Published by the Students of Johns Hopkins since 1896
December 4, 2022

The Barnstormers present Into the Woods with a modern approach to a classic story

By WILLA FARRELL | May 1, 2022

intothewoods

COURTESY OF SANDY CLANCY AND CAROLINE COLVIN. 

The Barnstormers’ Into the Woods subverts preconceived expectations of Sondheim’s masterpiece through a modern setting.

Starting the weekend of April 22, the Barnstormers opened their 2022 Spring Mainstage production: Into the Woods. Directed by Brandon Bieber and produced by Courtney Carreira, Into the Woods is the club’s first live musical in three years.

Into the Woods is a musical that follows notable fairytale characters as they interact with each other in trying to solve their personal and collective dilemmas while, as the title suggests, in the woods. Though the musical begins rather cheerily, shortly into Act II the tone dramatically shifts as characters start dropping left and right. The musical becomes a lesson in morality and mortality, illuminated all the more by the contemporary approach of the Barnstormers.

Producer Courtney Carreira commented on the choice to set their production in the modern day in an interview with The News-Letter. 

“Into the Woods is commonly perceived as a fantastical adventure with fairy tale characters, but that’s not the story our production is telling,” she said.

The choice not only reveals the nuance within the text but also adds a layer of relatability. 

Many of the costumes and props reflect the present aesthetic. Instead of a “cow as white as milk,” Milky White is a bicycle. Instead of the “festival” being a traditional ball, the Prince throws a music festival. 

Other modern choices in the show further highlight the undertones of the story itself. Watching Little Red Riding Hood (freshman Liesel Arauz Vallecillo) be pursued by the Wolf (freshman Ander Diez) dressed not as a carnivorous animal but simply as an ordinary man emphasizes the predatory nature and power imbalance in the song “Hello, Little Girl.” Similarly, having the villainous giant be not a literal giant but instead a woman with a megaphone (sophomore Isabella Madruga) spreading propaganda takes this common enemy from a mythical being to an organized political group.

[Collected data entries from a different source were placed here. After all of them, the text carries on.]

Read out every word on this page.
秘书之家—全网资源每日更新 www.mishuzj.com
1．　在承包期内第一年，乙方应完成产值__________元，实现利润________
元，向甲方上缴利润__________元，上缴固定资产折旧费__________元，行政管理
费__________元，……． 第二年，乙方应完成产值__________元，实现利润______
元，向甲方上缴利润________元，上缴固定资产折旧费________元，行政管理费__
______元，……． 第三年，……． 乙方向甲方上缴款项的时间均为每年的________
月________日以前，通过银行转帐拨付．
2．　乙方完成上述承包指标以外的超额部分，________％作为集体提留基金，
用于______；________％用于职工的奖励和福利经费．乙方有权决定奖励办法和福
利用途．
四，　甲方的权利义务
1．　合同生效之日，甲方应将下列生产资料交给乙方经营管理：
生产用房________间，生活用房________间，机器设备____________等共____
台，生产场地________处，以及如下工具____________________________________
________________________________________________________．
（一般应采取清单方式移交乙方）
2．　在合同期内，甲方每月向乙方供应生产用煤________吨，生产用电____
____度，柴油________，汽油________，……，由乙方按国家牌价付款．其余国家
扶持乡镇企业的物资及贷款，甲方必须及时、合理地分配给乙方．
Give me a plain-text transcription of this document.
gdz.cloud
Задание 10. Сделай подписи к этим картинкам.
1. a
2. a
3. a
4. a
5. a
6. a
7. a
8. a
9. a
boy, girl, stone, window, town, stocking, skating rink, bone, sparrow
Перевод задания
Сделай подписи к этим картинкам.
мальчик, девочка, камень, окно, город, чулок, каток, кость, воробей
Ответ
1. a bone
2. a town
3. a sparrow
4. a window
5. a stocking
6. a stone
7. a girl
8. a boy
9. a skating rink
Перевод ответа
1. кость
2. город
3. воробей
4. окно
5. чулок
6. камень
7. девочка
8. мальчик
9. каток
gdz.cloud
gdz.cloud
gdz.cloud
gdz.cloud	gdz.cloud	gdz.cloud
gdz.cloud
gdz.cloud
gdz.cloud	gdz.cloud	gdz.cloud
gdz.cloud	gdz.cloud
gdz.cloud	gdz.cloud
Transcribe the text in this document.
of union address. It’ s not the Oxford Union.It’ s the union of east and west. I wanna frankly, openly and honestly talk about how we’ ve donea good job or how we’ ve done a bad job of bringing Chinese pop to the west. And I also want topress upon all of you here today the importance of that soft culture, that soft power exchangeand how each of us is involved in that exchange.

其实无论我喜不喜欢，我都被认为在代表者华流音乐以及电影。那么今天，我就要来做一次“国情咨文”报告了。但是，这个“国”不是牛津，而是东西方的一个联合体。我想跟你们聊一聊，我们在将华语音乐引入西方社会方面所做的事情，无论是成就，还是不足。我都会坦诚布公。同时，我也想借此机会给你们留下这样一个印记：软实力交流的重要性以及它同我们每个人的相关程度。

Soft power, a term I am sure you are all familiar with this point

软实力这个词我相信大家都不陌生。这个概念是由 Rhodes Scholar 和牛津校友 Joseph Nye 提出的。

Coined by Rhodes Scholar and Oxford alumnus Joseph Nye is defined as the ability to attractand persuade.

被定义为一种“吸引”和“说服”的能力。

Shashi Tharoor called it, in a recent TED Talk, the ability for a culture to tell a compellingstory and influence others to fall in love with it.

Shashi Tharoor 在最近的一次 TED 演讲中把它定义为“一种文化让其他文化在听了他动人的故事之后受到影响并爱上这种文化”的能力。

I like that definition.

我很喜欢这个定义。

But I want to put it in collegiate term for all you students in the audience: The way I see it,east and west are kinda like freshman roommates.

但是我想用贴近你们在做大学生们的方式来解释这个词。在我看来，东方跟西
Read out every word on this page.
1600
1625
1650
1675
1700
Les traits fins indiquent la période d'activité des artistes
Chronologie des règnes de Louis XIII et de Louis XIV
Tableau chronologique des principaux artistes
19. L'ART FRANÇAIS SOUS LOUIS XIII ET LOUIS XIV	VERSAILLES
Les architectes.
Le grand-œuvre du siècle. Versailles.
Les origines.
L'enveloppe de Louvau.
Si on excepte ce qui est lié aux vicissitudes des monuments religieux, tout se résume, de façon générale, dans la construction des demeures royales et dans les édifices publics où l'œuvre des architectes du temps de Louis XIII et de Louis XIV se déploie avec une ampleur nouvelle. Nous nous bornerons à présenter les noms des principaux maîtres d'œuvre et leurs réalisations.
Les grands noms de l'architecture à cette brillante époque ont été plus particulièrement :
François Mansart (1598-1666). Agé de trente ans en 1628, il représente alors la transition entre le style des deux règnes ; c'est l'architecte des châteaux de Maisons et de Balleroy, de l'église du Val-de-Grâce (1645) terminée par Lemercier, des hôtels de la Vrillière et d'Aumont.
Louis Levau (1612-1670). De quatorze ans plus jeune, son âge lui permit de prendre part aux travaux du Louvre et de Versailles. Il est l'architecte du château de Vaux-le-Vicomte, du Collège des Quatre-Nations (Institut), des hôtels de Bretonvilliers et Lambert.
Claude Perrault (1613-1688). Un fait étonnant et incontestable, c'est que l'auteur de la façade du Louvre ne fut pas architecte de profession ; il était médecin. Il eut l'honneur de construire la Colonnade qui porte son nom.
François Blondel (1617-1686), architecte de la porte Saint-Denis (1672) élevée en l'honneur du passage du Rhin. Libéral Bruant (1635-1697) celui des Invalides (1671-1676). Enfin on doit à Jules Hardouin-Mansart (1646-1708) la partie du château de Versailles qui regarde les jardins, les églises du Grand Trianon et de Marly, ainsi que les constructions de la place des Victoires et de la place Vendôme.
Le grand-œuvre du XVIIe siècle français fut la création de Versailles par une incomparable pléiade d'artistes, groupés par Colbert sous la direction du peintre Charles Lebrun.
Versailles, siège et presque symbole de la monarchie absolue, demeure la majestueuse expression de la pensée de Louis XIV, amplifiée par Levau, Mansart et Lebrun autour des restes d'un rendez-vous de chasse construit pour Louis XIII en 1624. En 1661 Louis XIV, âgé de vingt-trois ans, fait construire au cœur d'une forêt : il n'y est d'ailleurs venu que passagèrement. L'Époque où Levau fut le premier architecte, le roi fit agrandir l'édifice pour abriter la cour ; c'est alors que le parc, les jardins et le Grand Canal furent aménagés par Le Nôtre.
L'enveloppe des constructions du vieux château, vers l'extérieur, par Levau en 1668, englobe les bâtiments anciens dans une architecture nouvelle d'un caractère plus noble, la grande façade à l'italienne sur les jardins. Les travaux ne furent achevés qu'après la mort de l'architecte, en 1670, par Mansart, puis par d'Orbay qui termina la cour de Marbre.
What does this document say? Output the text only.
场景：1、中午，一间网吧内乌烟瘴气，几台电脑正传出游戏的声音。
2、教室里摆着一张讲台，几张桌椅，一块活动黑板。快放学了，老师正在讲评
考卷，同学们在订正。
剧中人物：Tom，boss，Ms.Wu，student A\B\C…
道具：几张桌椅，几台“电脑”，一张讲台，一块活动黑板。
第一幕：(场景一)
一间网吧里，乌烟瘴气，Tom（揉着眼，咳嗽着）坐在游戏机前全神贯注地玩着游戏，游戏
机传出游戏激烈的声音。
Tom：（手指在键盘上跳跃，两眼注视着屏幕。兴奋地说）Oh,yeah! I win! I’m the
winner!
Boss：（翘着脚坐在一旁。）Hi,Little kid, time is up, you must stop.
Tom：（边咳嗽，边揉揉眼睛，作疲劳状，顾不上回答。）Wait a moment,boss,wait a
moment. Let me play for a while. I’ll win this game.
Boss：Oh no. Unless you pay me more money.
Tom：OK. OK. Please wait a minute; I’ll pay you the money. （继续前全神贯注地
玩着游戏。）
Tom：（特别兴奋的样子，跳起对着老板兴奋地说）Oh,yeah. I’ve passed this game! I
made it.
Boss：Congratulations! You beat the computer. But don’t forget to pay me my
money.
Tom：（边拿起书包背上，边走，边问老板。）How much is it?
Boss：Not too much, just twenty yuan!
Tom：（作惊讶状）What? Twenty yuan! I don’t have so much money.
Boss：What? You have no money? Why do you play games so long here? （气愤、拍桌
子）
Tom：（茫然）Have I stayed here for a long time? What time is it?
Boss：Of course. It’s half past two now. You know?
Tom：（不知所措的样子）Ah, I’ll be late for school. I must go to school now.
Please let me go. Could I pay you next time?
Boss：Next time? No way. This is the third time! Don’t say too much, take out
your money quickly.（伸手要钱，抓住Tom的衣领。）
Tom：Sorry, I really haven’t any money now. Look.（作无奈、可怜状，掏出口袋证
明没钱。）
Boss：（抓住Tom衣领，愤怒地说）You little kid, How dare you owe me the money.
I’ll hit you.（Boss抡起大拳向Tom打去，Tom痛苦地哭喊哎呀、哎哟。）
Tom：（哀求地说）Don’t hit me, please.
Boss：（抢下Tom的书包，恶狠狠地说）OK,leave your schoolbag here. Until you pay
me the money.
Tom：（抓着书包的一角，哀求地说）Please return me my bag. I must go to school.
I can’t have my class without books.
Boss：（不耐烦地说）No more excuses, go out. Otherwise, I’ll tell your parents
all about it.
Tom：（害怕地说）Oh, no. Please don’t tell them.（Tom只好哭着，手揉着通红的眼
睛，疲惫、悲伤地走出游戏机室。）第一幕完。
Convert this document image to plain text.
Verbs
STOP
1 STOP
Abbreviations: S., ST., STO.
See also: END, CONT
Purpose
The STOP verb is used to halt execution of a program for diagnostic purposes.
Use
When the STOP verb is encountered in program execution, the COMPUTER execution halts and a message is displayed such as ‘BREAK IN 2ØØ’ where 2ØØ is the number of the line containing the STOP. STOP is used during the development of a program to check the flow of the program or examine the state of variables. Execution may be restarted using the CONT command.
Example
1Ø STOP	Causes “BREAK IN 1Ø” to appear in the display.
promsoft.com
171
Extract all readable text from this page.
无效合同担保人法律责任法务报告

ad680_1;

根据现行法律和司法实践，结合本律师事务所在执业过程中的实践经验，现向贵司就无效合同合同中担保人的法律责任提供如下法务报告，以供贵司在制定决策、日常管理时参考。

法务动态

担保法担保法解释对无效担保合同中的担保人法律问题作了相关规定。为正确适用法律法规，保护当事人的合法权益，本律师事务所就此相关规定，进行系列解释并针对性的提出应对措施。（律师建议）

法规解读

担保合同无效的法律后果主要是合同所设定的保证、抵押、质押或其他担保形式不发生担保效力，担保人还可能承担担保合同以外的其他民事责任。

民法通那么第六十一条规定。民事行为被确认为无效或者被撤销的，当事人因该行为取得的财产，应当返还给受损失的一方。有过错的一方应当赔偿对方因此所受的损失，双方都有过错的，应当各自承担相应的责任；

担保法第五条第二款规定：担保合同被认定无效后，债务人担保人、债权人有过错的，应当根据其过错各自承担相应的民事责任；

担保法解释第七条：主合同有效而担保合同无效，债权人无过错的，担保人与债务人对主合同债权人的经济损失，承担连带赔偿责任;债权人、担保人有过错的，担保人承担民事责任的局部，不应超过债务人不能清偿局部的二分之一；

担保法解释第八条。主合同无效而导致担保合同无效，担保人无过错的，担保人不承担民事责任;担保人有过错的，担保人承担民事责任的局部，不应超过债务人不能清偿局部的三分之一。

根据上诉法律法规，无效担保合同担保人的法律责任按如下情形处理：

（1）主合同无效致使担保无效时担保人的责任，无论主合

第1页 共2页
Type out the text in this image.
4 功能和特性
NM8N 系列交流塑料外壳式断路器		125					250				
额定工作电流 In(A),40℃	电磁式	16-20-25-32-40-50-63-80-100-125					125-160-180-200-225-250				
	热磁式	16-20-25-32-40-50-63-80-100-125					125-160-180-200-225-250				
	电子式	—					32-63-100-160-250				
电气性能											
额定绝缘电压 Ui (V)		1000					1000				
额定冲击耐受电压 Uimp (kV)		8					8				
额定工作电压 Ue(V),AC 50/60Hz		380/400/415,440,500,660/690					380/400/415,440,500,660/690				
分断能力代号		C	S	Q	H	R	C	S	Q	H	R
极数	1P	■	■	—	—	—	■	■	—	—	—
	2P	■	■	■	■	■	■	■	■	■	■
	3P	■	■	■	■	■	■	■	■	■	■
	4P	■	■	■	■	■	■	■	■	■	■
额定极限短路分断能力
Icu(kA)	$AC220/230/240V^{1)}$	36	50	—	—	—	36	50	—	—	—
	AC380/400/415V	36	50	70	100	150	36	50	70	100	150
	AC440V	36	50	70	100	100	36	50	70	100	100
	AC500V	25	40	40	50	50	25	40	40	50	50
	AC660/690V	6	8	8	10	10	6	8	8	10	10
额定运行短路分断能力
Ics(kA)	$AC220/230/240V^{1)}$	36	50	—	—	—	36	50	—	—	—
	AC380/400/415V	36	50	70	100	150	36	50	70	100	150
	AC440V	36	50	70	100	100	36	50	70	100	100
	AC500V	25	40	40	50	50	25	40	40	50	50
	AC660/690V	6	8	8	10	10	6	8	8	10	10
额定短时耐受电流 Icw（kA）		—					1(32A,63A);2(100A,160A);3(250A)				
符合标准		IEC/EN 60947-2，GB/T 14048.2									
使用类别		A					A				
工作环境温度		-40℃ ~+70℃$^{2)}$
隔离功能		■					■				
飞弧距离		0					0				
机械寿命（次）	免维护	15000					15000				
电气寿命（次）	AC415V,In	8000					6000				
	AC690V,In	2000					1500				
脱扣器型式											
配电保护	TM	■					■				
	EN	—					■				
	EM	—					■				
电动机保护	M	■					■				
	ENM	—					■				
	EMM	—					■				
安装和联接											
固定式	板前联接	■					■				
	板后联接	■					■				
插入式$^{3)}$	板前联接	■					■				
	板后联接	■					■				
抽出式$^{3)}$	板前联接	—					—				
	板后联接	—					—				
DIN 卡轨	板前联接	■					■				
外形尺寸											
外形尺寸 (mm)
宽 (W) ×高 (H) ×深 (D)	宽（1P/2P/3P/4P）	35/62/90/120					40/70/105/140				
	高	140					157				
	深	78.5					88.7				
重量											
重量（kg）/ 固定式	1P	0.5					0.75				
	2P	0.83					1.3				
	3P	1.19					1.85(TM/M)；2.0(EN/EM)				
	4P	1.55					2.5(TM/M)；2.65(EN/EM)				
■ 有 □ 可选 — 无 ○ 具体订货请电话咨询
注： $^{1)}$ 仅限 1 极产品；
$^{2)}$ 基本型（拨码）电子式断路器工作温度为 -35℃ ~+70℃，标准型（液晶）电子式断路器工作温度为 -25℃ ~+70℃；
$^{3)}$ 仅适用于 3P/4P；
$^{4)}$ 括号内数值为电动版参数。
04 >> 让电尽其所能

Freshman Joelie Garcia also noted the modern setting in an interview with The News-Letter.

“In the beginning, we are all just normal people who are then pulled into the story with the once upon a time,“ she said. “Taking these remarkably famous characters and turning them into simply normal people is what makes this production so striking and original.”

On April 23, the entire cast put on a high-energy performance fronted by leading man and graduate student Elliott Petrilla. Petrilla wowed as the Baker with his beautiful voice and realistic acting. Petrilla perfectly balanced the theatricality and sincerity required for a character like the Baker, delivering a both heartwarming and heartbreaking performance. His song, “No More,“ was particularly breathtaking, as he showcased the full range of his vocal and emotional ability.

The fan-favorite moments of the night were undeniably “Agony” and “Agony (Reprise),” performed by Cinderella’s Prince (Diez) and Rapunzel’s Prince (senior Matthew Bacon). The comedic chemistry between these two paired with their characters’ absurd bravado had audiences laughing throughout not only these two songs but also all of their appearances together. In a play so disguisedly dark, the Princes successfully delivered a surplus of comic relief.

Other highlights include “It Takes Two,” featuring junior Caroline Colvin as the Baker’s Wife along with Petrilla in an energetic and endearing number, and Parts One and Two of the emotional “No One is Alone,” which feature Arauz Vallecillo, Garcia, Petrilla and junior Lily Wilson as Cinderella. Throughout all of their scenes together, Arauz Vallecillo and Garcia maintained incredible chemistry and played these young children with astounding authenticity, despite both being college-aged.

The modern perspective of Into the Woods requires some suspension of disbelief, but welcoming this novel perspective opens doors to the possible new interpretations of this important piece of theatre. 

Despite being “non-literal,” these woods are real. Though every person may experience these metaphorical woods differently, this production by the Barnstormers demonstrates them in a unique light.

Colvin hopes that audience members were impacted by the performance. 

“Great art often means something different to each person who encounters it, and I hope Into the Woods meets each audience member at their current stage of life,“ she said.

The final performance of Into the Woods will take place on May 1.